Mais les données volées ne sont pas dans le DarkWeb.

Le fait est que toutes ces bases de données volées sont comme des pommes sur l’arbre : elles n’attendent que d’être cueillies. Le forum de “hackers” où la base de données volée à Facebook a été annoncée et initialement mise en vente ne se trouve pas dans le DarkWeb comme on pourrait le penser, mais à l’intérieur d’un site normal hébergé dans le ClearWeb, le web non crypté, et est consultable avec des mots-clés saisis dans un moteur de recherche commun, de Google à Qwant.

En bref, le problème est ancien, il n’a pas été résolu et nous devons désormais faire attention à la nature et au nombre d’autres données qui seront associées aux plus de 30 millions de profils. Comme le dit le garant dans sa déclaration “L’Autorité appelle également tous les utilisateurs concernés par la violation à la nécessité de prêter, dans les semaines à venir, une attention particulière à toute anomalie liée aux utilisateurs de leur téléphone : comme, par exemple, l’absence soudaine de champ dans des endroits où le téléphone a normalement une bonne réception.

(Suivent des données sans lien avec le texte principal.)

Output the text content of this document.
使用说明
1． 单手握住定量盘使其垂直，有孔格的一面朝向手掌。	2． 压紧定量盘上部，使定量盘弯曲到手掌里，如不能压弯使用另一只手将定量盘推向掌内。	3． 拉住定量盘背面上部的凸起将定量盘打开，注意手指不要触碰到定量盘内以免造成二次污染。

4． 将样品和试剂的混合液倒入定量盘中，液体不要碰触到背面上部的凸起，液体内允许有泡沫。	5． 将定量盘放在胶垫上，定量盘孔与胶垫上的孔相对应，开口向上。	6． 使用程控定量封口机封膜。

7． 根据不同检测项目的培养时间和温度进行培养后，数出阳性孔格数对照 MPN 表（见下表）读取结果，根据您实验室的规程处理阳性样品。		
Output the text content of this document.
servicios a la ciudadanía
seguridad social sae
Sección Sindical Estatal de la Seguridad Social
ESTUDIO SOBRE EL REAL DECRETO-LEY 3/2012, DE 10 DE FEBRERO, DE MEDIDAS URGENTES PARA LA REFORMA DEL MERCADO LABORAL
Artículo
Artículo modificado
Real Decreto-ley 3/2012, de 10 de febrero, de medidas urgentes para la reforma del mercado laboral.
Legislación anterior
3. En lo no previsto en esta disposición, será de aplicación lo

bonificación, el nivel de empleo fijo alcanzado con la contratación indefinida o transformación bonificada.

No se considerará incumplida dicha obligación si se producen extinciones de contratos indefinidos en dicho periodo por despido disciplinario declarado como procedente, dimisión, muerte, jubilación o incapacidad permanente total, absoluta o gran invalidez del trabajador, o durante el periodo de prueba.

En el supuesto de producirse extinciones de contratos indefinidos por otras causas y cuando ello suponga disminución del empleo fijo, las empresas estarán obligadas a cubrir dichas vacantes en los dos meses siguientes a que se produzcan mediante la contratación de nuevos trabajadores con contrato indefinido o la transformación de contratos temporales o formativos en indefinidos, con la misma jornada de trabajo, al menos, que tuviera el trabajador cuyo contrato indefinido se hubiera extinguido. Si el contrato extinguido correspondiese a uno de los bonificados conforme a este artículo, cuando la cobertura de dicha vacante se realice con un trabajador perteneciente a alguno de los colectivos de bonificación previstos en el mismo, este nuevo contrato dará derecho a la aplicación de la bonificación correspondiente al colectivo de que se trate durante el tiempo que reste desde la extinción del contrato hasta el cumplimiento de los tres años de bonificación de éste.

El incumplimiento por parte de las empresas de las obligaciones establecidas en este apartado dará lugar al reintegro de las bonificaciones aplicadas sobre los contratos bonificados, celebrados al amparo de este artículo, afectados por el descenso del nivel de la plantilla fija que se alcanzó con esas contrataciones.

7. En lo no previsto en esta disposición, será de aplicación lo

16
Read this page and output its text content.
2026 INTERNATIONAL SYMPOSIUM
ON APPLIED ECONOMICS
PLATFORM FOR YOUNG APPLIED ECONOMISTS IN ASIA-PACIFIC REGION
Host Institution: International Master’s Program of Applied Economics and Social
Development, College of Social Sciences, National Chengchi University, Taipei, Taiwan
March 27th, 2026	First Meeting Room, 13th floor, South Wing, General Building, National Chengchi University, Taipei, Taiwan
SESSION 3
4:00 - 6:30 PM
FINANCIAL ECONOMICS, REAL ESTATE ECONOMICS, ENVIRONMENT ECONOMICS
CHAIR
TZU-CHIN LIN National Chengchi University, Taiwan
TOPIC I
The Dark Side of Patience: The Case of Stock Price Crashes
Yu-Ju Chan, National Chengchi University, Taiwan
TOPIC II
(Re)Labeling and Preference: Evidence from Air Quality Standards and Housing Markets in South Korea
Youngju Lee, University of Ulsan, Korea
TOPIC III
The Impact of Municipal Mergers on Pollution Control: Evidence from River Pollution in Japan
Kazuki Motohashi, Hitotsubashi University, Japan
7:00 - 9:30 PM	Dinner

Un tel événement pourrait être le signe qu’un criminel a pris possession de notre numéro de téléphone pour l’utiliser à des fins frauduleuses”.

Maxime Le Moine
Maxime Le Moine
Grand amateur et passionné de technologie, j'ai un faible pour les machines en tout genre. Je vous partage les nouveautés tech pour vous permettre de vous garder à jour dans l'évolution qui ne s'arrête jamais!